Their views on the AIUDF followed Mr Ajmal’s assertion that Finance Minister Himanta Biswa Sarma was financing the new regional parties with the objective of dividing the Muslim voters who have been backing the AIUDF.
Consolidating the Muslim votes, a potent electoral force in at least 45 of Assam’s 126 Assam’s Assembly seats, had been the primary reason why the Congress and AIUDF have been trying to forge a pre-poll alliance.
Congress chief’s appealState Congress president Ripun Bora has appealed to the AJP, the Raijor Dal and others such as the Anchalik Gana Morcha to join the proposed “grand alliance”. While the AIUDF’s allegation is believed to have made the regional parties drift away, the Left Front has been sceptical about the fate of the alliance.
“The elections are drawing near but the blueprint of the grand alliance is yet to be made. Whether or not we remain in the alliance will depend upon how things pan out,” said CPI(M) leader Suprakash Talukdar.

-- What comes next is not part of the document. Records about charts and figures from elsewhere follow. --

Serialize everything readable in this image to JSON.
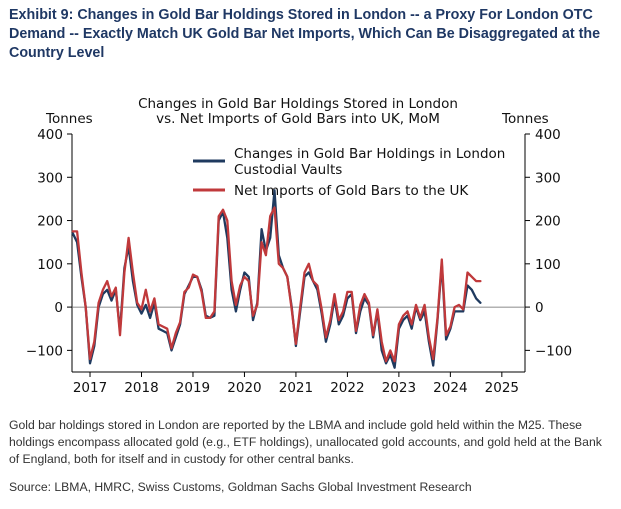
{
  "exhibit": {
    "title": "Exhibit 9: Changes in Gold Bar Holdings Stored in London -- a Proxy For London OTC Demand -- Exactly Match UK Gold Bar Net Imports, Which Can Be Disaggregated at the Country Level",
    "footnote": "Gold bar holdings stored in London are reported by the LBMA and include gold held within the M25. These holdings encompass allocated gold (e.g., ETF holdings), unallocated gold accounts, and gold held at the Bank of England, both for itself and in custody for other central banks.",
    "source": "Source: LBMA, HMRC, Swiss Customs, Goldman Sachs Global Investment Research"
  },
  "colors": {
    "series1": "#1f3a5f",
    "series2": "#c0393b",
    "axis": "#000000",
    "zero_line": "#666666"
  },
  "chart_data": {
    "type": "line",
    "title": "Changes in Gold Bar Holdings Stored in London",
    "subtitle": "vs. Net Imports of Gold Bars into UK, MoM",
    "ylabel_left": "Tonnes",
    "ylabel_right": "Tonnes",
    "ylim": [
      -150,
      400
    ],
    "xlim": [
      2016.65,
      2025.45
    ],
    "yticks": [
      -100,
      0,
      100,
      200,
      300,
      400
    ],
    "ytick_labels": [
      "−100",
      "0",
      "100",
      "200",
      "300",
      "400"
    ],
    "xticks": [
      2017,
      2018,
      2019,
      2020,
      2021,
      2022,
      2023,
      2024,
      2025
    ],
    "xtick_labels": [
      "2017",
      "2018",
      "2019",
      "2020",
      "2021",
      "2022",
      "2023",
      "2024",
      "2025"
    ],
    "legend_position": "top-center",
    "series": [
      {
        "name": "Changes in Gold Bar Holdings in London Custodial Vaults",
        "legend_line1": "Changes in Gold Bar Holdings in London",
        "legend_line2": "Custodial Vaults",
        "color": "#1f3a5f",
        "x": [
          2016.667,
          2016.75,
          2016.833,
          2016.917,
          2017.0,
          2017.083,
          2017.167,
          2017.25,
          2017.333,
          2017.417,
          2017.5,
          2017.583,
          2017.667,
          2017.75,
          2017.833,
          2017.917,
          2018.0,
          2018.083,
          2018.167,
          2018.25,
          2018.333,
          2018.417,
          2018.5,
          2018.583,
          2018.667,
          2018.75,
          2018.833,
          2018.917,
          2019.0,
          2019.083,
          2019.167,
          2019.25,
          2019.333,
          2019.417,
          2019.5,
          2019.583,
          2019.667,
          2019.75,
          2019.833,
          2019.917,
          2020.0,
          2020.083,
          2020.167,
          2020.25,
          2020.333,
          2020.417,
          2020.5,
          2020.583,
          2020.667,
          2020.75,
          2020.833,
          2020.917,
          2021.0,
          2021.083,
          2021.167,
          2021.25,
          2021.333,
          2021.417,
          2021.5,
          2021.583,
          2021.667,
          2021.75,
          2021.833,
          2021.917,
          2022.0,
          2022.083,
          2022.167,
          2022.25,
          2022.333,
          2022.417,
          2022.5,
          2022.583,
          2022.667,
          2022.75,
          2022.833,
          2022.917,
          2023.0,
          2023.083,
          2023.167,
          2023.25,
          2023.333,
          2023.417,
          2023.5,
          2023.583,
          2023.667,
          2023.75,
          2023.833,
          2023.917,
          2024.0,
          2024.083,
          2024.167,
          2024.25,
          2024.333,
          2024.417,
          2024.5,
          2024.583
        ],
        "values": [
          170,
          150,
          70,
          0,
          -130,
          -90,
          0,
          30,
          40,
          15,
          40,
          -55,
          90,
          140,
          60,
          5,
          -15,
          5,
          -25,
          10,
          -50,
          -55,
          -60,
          -100,
          -70,
          -40,
          30,
          50,
          70,
          70,
          40,
          -20,
          -25,
          -20,
          200,
          220,
          160,
          40,
          -10,
          40,
          80,
          70,
          -30,
          10,
          180,
          130,
          160,
          270,
          120,
          90,
          70,
          0,
          -90,
          -10,
          70,
          80,
          60,
          40,
          -15,
          -80,
          -40,
          20,
          -40,
          -20,
          20,
          30,
          -60,
          -10,
          20,
          5,
          -70,
          -10,
          -100,
          -130,
          -110,
          -140,
          -50,
          -30,
          -20,
          -50,
          0,
          -30,
          -10,
          -80,
          -135,
          -30,
          100,
          -75,
          -50,
          -10,
          -10,
          -10,
          50,
          40,
          20,
          10
        ]
      },
      {
        "name": "Net Imports of Gold Bars to the UK",
        "legend_line1": "Net Imports of Gold Bars to the UK",
        "color": "#c0393b",
        "x": [
          2016.667,
          2016.75,
          2016.833,
          2016.917,
          2017.0,
          2017.083,
          2017.167,
          2017.25,
          2017.333,
          2017.417,
          2017.5,
          2017.583,
          2017.667,
          2017.75,
          2017.833,
          2017.917,
          2018.0,
          2018.083,
          2018.167,
          2018.25,
          2018.333,
          2018.417,
          2018.5,
          2018.583,
          2018.667,
          2018.75,
          2018.833,
          2018.917,
          2019.0,
          2019.083,
          2019.167,
          2019.25,
          2019.333,
          2019.417,
          2019.5,
          2019.583,
          2019.667,
          2019.75,
          2019.833,
          2019.917,
          2020.0,
          2020.083,
          2020.167,
          2020.25,
          2020.333,
          2020.417,
          2020.5,
          2020.583,
          2020.667,
          2020.75,
          2020.833,
          2020.917,
          2021.0,
          2021.083,
          2021.167,
          2021.25,
          2021.333,
          2021.417,
          2021.5,
          2021.583,
          2021.667,
          2021.75,
          2021.833,
          2021.917,
          2022.0,
          2022.083,
          2022.167,
          2022.25,
          2022.333,
          2022.417,
          2022.5,
          2022.583,
          2022.667,
          2022.75,
          2022.833,
          2022.917,
          2023.0,
          2023.083,
          2023.167,
          2023.25,
          2023.333,
          2023.417,
          2023.5,
          2023.583,
          2023.667,
          2023.75,
          2023.833,
          2023.917,
          2024.0,
          2024.083,
          2024.167,
          2024.25,
          2024.333,
          2024.417,
          2024.5,
          2024.583
        ],
        "values": [
          175,
          175,
          80,
          0,
          -120,
          -80,
          10,
          40,
          60,
          25,
          45,
          -65,
          80,
          160,
          80,
          10,
          -5,
          40,
          -10,
          20,
          -40,
          -45,
          -50,
          -95,
          -60,
          -35,
          35,
          45,
          75,
          70,
          35,
          -25,
          -25,
          -10,
          210,
          225,
          200,
          60,
          5,
          50,
          70,
          60,
          -20,
          5,
          150,
          120,
          210,
          230,
          100,
          90,
          70,
          -5,
          -85,
          0,
          80,
          100,
          60,
          50,
          -5,
          -70,
          -30,
          30,
          -30,
          -10,
          35,
          35,
          -55,
          5,
          30,
          10,
          -65,
          -5,
          -80,
          -125,
          -100,
          -125,
          -40,
          -20,
          -10,
          -40,
          5,
          -25,
          5,
          -70,
          -120,
          -25,
          110,
          -65,
          -45,
          0,
          5,
          -5,
          80,
          70,
          60,
          60
        ]
      }
    ]
  }
}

The CPI’s Munin Mahanta echoed him.
The BJP too has been using the AIUDF as a bogey by projecting the 2021 polls as the fight between the indigenous and the “Mughals”. The AIUDF factor has not left the Congress either; many leaders in eastern Assam have been revolting against the party leadership for the “ill-advised” idea of a pre-poll alliance with Mr. Ajmal’s party.